We show that cVQD on a real quantum device produces results with accuracy comparable to the ideal calculations on a simulator.
- Score: 3.82551683121998
- License: http://creativecommons.org/licenses/by/4.0/
- Abstract: Integration of quantum chemistry simulations, machine learning techniques,
and optimization calculations is expected to accelerate material discovery by
making large chemical spaces amenable to computational study; a challenging
task for classical computers. In this work, we develop a combined
quantum-classical computing scheme involving the computational-basis
Variational Quantum Deflation (cVQD) method for calculating excited states of a
general classical Hamiltonian, such as Ising Hamiltonian. We apply this scheme
to the practical use case of generating photochromic diarylethene (DAE)

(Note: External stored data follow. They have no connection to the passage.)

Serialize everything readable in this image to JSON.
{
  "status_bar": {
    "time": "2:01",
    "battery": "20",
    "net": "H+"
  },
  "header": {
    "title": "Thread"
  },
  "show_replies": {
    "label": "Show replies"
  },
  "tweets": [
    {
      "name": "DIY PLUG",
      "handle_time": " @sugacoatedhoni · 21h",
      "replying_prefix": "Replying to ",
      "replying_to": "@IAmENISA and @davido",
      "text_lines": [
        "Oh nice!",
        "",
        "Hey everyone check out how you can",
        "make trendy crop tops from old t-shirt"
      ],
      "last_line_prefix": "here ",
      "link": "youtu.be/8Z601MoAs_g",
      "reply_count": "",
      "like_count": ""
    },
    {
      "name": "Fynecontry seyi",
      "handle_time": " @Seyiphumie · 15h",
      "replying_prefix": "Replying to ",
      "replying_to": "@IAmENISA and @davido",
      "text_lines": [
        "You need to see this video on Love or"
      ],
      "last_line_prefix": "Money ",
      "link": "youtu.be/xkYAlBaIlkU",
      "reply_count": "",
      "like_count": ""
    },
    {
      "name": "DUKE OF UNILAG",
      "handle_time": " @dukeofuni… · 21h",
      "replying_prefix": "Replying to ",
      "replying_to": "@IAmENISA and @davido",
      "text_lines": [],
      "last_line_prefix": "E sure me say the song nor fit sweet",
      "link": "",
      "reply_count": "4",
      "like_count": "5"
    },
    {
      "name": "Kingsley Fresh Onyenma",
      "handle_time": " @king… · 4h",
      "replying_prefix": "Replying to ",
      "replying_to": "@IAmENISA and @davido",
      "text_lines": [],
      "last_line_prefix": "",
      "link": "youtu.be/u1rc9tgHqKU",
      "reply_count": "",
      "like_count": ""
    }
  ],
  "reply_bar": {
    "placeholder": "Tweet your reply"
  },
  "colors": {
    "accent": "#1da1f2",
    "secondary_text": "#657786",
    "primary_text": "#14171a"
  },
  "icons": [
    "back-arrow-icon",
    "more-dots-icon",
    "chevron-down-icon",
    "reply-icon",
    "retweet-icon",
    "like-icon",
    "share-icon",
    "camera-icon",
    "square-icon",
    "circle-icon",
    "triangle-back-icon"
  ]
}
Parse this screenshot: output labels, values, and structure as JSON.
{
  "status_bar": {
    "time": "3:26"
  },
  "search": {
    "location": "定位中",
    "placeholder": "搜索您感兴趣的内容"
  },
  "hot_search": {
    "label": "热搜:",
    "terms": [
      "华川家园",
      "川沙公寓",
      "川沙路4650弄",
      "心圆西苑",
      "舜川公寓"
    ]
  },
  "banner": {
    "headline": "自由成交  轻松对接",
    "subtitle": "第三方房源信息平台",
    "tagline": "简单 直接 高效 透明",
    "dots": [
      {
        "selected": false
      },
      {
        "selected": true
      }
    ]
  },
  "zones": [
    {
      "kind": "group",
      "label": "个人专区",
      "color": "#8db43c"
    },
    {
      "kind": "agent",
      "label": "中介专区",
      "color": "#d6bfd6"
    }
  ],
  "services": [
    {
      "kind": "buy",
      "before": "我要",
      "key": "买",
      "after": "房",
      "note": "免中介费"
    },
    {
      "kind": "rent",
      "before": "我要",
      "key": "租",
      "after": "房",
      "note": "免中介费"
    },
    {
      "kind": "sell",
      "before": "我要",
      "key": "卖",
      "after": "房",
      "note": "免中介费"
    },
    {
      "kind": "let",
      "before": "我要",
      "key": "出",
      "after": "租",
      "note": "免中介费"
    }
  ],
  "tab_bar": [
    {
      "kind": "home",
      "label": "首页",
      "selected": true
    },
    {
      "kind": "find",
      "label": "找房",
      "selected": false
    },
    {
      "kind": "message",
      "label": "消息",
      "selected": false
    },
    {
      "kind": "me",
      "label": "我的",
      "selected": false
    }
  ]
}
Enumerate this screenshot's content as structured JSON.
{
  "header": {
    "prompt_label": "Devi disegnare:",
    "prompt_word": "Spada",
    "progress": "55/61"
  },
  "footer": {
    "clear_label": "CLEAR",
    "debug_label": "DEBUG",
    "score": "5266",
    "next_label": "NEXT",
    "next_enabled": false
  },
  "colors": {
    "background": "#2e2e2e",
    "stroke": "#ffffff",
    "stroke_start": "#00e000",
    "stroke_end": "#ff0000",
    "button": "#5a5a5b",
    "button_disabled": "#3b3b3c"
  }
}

derivatives for photopharmacology applications. Using a data set of 384 DAE
derivatives quantum chemistry calculation results, we show that a
factorization-machine-based model can construct an Ising Hamiltonian to
accurately predict the wavelength of maximum absorbance of the derivatives,
$\lambda_{\rm max}$, for a larger set of 4096 DAE derivatives. A 12-qubit cVQD
calculation for the constructed Ising Hamiltonian provides the ground and first
four excited states corresponding to five DAE candidates possessing large
$\lambda_{\rm max}$. On a quantum simulator, results are found to be in
excellent agreement with those obtained by an exact eigensolver. Utilizing
error suppression and mitigation techniques, cVQD on a real quantum device
produces results with accuracy comparable to the ideal calculations on a
simulator. Finally, we show that quantum chemistry calculations for the five
DAE candidates provides a path to achieving large $\lambda_{\rm max}$ and
oscillator strengths by molecular engineering of DAE derivatives. These
findings pave the way for future work on applying hybrid quantum-classical
approaches to large system optimization and the discovery of novel materials.